Only the independent, Philadelphia Common Pleas Court Judge Paul Panepinto, signed it.

The three Democrats and three Republicans - all currently judges used to exerting power - each shrugged off responsibility for independent expenditure groups during a recent candidate forum.

Their message: If we don't control it, there's no use talking about it.

Since then, Common Cause executive director Barry Kauffman has watched the negative ads fill the airwaves.

"It was easily predictable," he said. "We tried to head it off at the pass."

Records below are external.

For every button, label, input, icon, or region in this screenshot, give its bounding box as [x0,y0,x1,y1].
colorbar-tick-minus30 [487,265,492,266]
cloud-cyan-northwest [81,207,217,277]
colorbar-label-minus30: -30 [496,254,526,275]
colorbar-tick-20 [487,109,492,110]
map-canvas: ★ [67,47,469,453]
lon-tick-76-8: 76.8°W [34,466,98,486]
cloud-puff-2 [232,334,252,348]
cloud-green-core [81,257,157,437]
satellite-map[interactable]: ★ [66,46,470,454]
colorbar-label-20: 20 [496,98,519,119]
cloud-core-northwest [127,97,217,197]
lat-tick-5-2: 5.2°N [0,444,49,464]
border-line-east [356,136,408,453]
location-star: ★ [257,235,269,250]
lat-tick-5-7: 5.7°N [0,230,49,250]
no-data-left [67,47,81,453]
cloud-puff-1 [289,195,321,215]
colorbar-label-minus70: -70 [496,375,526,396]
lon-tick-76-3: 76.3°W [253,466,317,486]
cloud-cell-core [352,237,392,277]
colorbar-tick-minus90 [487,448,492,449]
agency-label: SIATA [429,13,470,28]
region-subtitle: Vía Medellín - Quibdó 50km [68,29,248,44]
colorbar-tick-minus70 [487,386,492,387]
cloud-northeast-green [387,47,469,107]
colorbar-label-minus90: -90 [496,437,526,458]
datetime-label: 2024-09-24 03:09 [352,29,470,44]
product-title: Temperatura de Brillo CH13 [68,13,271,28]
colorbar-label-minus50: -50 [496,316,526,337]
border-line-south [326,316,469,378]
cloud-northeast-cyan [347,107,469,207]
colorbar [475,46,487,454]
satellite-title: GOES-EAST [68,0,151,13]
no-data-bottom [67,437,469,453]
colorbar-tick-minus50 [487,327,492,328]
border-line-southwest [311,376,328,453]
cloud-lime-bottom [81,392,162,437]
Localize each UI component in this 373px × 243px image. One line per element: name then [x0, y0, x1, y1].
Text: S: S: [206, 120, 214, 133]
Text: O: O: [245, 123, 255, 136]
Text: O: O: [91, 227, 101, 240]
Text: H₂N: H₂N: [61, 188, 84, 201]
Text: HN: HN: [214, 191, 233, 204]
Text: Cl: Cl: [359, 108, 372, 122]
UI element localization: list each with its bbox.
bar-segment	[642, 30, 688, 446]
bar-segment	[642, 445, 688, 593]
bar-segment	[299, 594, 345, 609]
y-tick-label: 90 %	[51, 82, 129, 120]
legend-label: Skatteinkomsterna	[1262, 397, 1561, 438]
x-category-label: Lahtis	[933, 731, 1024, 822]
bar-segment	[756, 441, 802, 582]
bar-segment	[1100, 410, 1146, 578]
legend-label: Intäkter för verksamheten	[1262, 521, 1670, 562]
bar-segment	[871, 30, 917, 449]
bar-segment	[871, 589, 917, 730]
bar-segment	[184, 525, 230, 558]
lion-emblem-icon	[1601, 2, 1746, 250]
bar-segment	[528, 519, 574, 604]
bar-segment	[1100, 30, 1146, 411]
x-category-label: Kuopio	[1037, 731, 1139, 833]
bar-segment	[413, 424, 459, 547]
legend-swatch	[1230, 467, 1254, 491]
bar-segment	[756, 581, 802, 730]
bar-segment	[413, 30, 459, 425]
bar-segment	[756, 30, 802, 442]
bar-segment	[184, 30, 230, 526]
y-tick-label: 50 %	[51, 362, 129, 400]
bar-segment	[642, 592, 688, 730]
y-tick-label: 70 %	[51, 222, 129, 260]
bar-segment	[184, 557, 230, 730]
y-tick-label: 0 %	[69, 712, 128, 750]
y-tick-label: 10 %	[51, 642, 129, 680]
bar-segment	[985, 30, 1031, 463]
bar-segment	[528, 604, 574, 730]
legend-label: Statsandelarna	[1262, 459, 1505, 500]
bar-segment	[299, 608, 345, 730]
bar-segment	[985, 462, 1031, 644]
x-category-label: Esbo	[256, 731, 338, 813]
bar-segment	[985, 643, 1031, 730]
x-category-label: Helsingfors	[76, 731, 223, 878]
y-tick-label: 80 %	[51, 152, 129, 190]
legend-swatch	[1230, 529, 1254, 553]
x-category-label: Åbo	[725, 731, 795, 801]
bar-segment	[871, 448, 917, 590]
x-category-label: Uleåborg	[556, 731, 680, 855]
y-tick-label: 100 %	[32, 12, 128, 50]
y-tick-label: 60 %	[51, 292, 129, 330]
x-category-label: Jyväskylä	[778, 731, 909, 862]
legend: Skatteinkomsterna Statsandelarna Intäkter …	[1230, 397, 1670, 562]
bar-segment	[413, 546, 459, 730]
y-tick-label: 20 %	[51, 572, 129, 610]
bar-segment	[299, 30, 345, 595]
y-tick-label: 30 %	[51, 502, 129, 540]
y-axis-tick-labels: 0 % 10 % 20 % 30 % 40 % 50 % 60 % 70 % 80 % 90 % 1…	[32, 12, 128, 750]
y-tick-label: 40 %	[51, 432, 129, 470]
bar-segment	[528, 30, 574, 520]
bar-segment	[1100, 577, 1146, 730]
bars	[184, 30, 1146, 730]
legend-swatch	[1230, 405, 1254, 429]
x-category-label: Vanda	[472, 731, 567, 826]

Amid this mess, interesting news spilled forth last Tuesday from the state House Judiciary Committee, which approved legislation that would establish a commission to appoint judges to the statewide Commonwealth, Superior and Supreme Courts.

It's just one step in a long process that requires the state House and Senate to approve the bill in two consecutive sessions and then have the question placed on a statewide referendum ballot for voters to consider.

Pennsylvanians for Modern Courts, which advocates for so-called merit selection instead of judicial elections, sees the bipartisan vote as a good sign, according to Lynn Marks, the group's executive director.

"As long as you elect judges in a partisan election process, especially in a state like Pennsylvania where there are no campaign contribution limits, you're going to expect that there will be a lot of money pouring into these races and independent expenditures," Marks said. "So in the midst of ever-increasingly expensive partisan and negative races for the Supreme Court, legislators from both sides of the aisle took the first step in getting ads like these out of the process."